A shortage of paper is nothing new. But demand is surging as new collateralized loan obligations ramp up and retail funds are now back in the game. Exacerbating the situation, banks are getting more aggressive in demanding "B" loan allocations when they put in for the pro rata, said investors. All this comes as institutional term loan lenders need to reinvest the proceeds from a hot high-yield market that has resulted in bank market repayments, said Mark London, managing director and co-head of leveraged finance at ABN Amro. Investors cited DRS Technologies as an issuer that upsized a bond offering to take out bank debt last week.
Investors are becoming riled by an expanding invitation list. "What some find unfair, is that when you have an existing deal and there is an add-on or an acquisition, a bunch of new guys sometimes get invited," noted Hatley. "You had $25 million, but the arrangers have to accommodate all the new people and you're left with less." A different CLO manager asked why the banks would show a $150 million deal to 100 people. "People are falling over themselves on bad deals and structures," the manager added.

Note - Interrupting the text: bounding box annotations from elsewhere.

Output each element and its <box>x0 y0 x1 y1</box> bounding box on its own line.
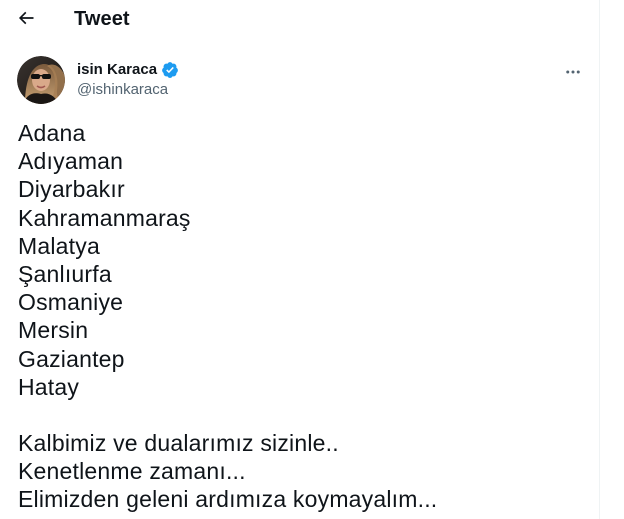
page-title: Tweet <box>74 8 130 30</box>
more-options-button[interactable] <box>556 55 590 89</box>
tweet-page: Tweet isin Karaca @ishinkaraca Adana Adı… <box>0 0 600 519</box>
tweet-line-message: Kenetlenme zamanı... <box>18 458 246 485</box>
author-name-block: isin Karaca @ishinkaraca <box>77 60 179 99</box>
arrow-left-icon <box>18 11 34 25</box>
avatar-image <box>17 56 65 104</box>
author-handle[interactable]: @ishinkaraca <box>77 80 179 99</box>
tweet-author: isin Karaca @ishinkaraca <box>0 52 600 108</box>
tweet-line-city: Gaziantep <box>18 345 125 372</box>
tweet-line-city: Osmaniye <box>18 289 124 316</box>
tweet-line-message: Kalbimiz ve dualarımız sizinle.. <box>18 430 339 457</box>
tweet-line-message: Elimizden geleni ardımıza koymayalım... <box>18 486 438 513</box>
tweet-line-city: Malatya <box>18 232 100 259</box>
tweet-line-city: Hatay <box>18 373 80 400</box>
display-name-text: isin Karaca <box>77 61 158 78</box>
verified-badge-icon <box>162 62 178 78</box>
avatar[interactable] <box>17 56 65 104</box>
tweet-line-city: Diyarbakır <box>18 176 125 203</box>
tweet-line-city: Kahramanmaraş <box>18 204 191 231</box>
tweet-line-city: Adana <box>18 120 86 146</box>
more-horizontal-icon <box>566 70 580 74</box>
author-display-name[interactable]: isin Karaca <box>77 60 179 80</box>
back-button[interactable] <box>8 0 44 36</box>
tweet-text: Adana Adıyaman Diyarbakır Kahramanmaraş … <box>18 119 588 514</box>
top-bar: Tweet <box>0 0 600 38</box>
tweet-line-city: Mersin <box>18 317 89 344</box>
tweet-line-city: Adıyaman <box>18 148 124 175</box>
tweet-line-city: Şanlıurfa <box>18 260 112 287</box>
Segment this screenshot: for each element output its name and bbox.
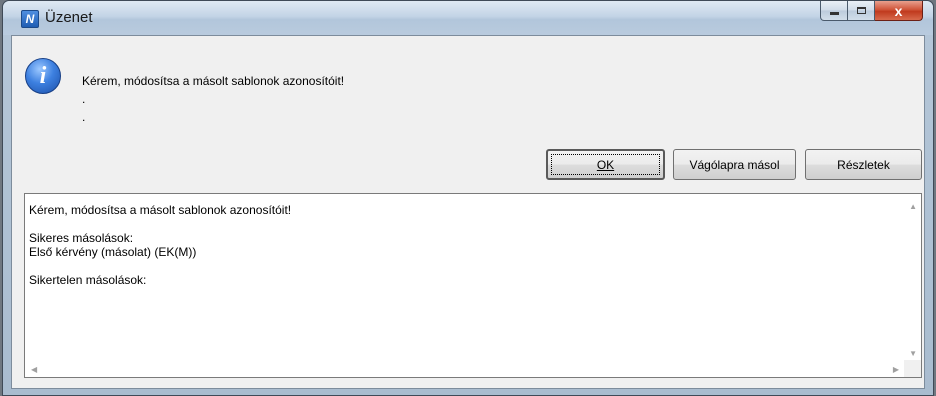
message-text-line3: . [82,110,86,124]
copy-to-clipboard-button[interactable]: Vágólapra másol [673,149,796,180]
minimize-button[interactable] [820,1,848,21]
info-icon: i [25,58,61,94]
maximize-icon [856,7,866,14]
ok-button[interactable]: OK [546,149,665,180]
horizontal-scrollbar[interactable]: ◀ ▶ [25,360,904,377]
details-button[interactable]: Részletek [805,149,922,180]
scroll-left-icon[interactable]: ◀ [31,365,37,374]
app-icon: N [21,10,39,28]
message-text-line2: . [82,92,86,106]
details-textbox[interactable]: Kérem, módosítsa a másolt sablonok azono… [24,193,922,378]
maximize-button[interactable] [848,1,875,21]
dialog-body: i Kérem, módosítsa a másolt sablonok azo… [11,35,925,389]
title-bar[interactable]: N Üzenet x [3,1,933,35]
vertical-scrollbar[interactable]: ▲ ▼ [904,194,921,360]
message-text: Kérem, módosítsa a másolt sablonok azono… [82,74,345,88]
scroll-down-icon[interactable]: ▼ [909,349,917,358]
scroll-right-icon[interactable]: ▶ [893,365,899,374]
copy-button-label: Vágólapra másol [689,157,780,172]
focus-rectangle [551,154,660,175]
details-text: Kérem, módosítsa a másolt sablonok azono… [29,203,292,287]
close-icon: x [894,2,903,19]
message-dialog: N Üzenet x i Kérem, módosítsa a másolt s… [2,0,934,396]
details-button-label: Részletek [837,157,890,172]
scroll-up-icon[interactable]: ▲ [909,202,917,211]
caption-buttons: x [820,1,923,21]
minimize-icon [829,12,839,15]
scrollbar-corner [904,360,921,377]
window-title: Üzenet [45,9,93,26]
close-button[interactable]: x [875,1,923,21]
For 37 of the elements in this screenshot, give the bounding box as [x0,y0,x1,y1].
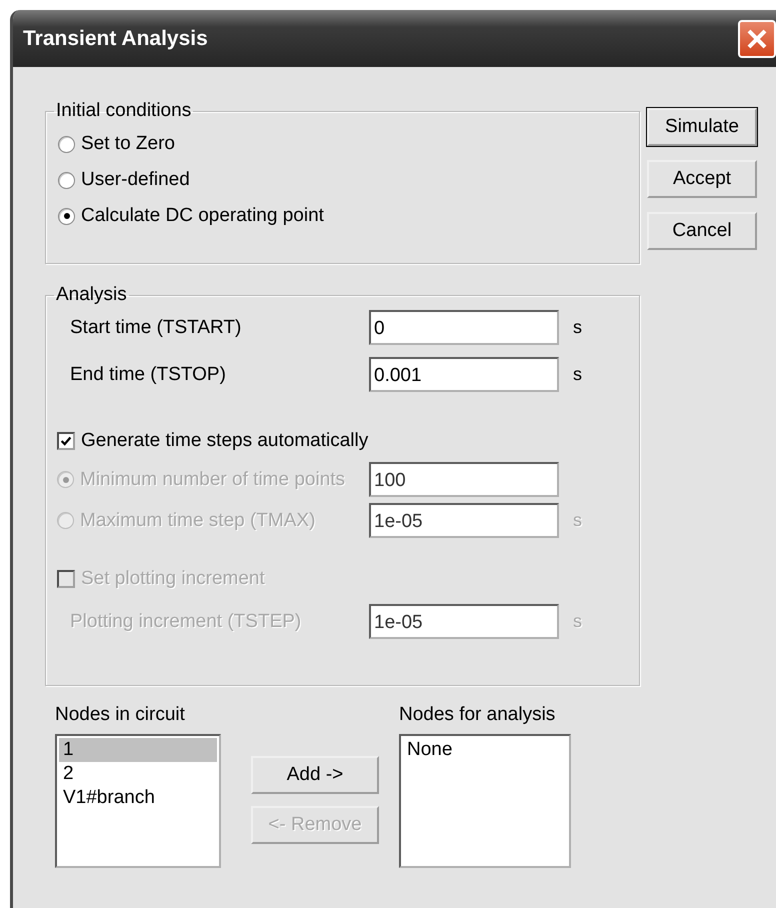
group-title: Initial conditions [55,100,192,122]
radio-label: Set to Zero [81,133,175,155]
add-button[interactable]: Add -> [251,756,379,794]
cancel-button[interactable]: Cancel [647,212,757,250]
list-item[interactable]: V1#branch [59,786,217,810]
radio-button[interactable] [58,208,75,224]
unit-label: s [573,510,582,531]
close-icon [746,28,768,50]
group-title: Analysis [55,284,128,306]
radio-label: Maximum time step (TMAX) [80,510,316,532]
unit-label: s [573,364,582,385]
input-field[interactable]: 0 [369,310,559,345]
radio-button[interactable] [58,136,75,152]
window-title: Transient Analysis [23,26,208,50]
checkbox-label: Set plotting increment [81,568,265,590]
list-item[interactable]: 1 [59,738,217,762]
list-box[interactable]: 1 2 V1#branch [55,734,221,868]
unit-label: s [573,317,582,338]
list-label: Nodes for analysis [399,704,556,726]
list-box[interactable]: None [399,734,571,868]
checkbox[interactable] [57,432,75,450]
field-label: Start time (TSTART) [69,316,242,338]
radio-label: Minimum number of time points [80,468,346,490]
close-button[interactable] [738,20,776,58]
simulate-button[interactable]: Simulate [647,108,757,146]
radio-button[interactable] [58,172,75,188]
accept-button[interactable]: Accept [647,160,757,198]
field-label: End time (TSTOP) [69,364,227,386]
field-label: Plotting increment (TSTEP) [69,610,302,632]
list-item[interactable]: None [403,738,567,762]
input-field[interactable]: 0.001 [369,357,559,392]
list-item[interactable]: 2 [59,762,217,786]
list-label: Nodes in circuit [55,704,186,726]
checkbox-label: Generate time steps automatically [81,430,368,452]
unit-label: s [573,611,582,632]
radio-label: User-defined [81,169,190,191]
radio-label: Calculate DC operating point [81,205,324,227]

The obvious beneficiaries of the supply/demand imbalance are the issuers, who cannot seem to reprice their deals fast enough. Ball Corp. is said to be preparing to reprice its "B" loan to LIBOR plus 13 /4%, which would be one of the lowest levels ever in the institutional market. Investors also have made their frustrations known over Moore-Wallace (see related story, page 1). There could be an end in sight. "Pricing has to stabilize," said John Finan, managing director and head of loan syndications at ABN. "We cannot see continued pricing declines," he added. But ultimately, until deal flow picks up, loan investors will struggle to stay invested, he said. Hatley does see some positives though. "It seems there are more people discovering the loan asset class. It's good for liquidity, and it's been a great year for returns," Hatley noted.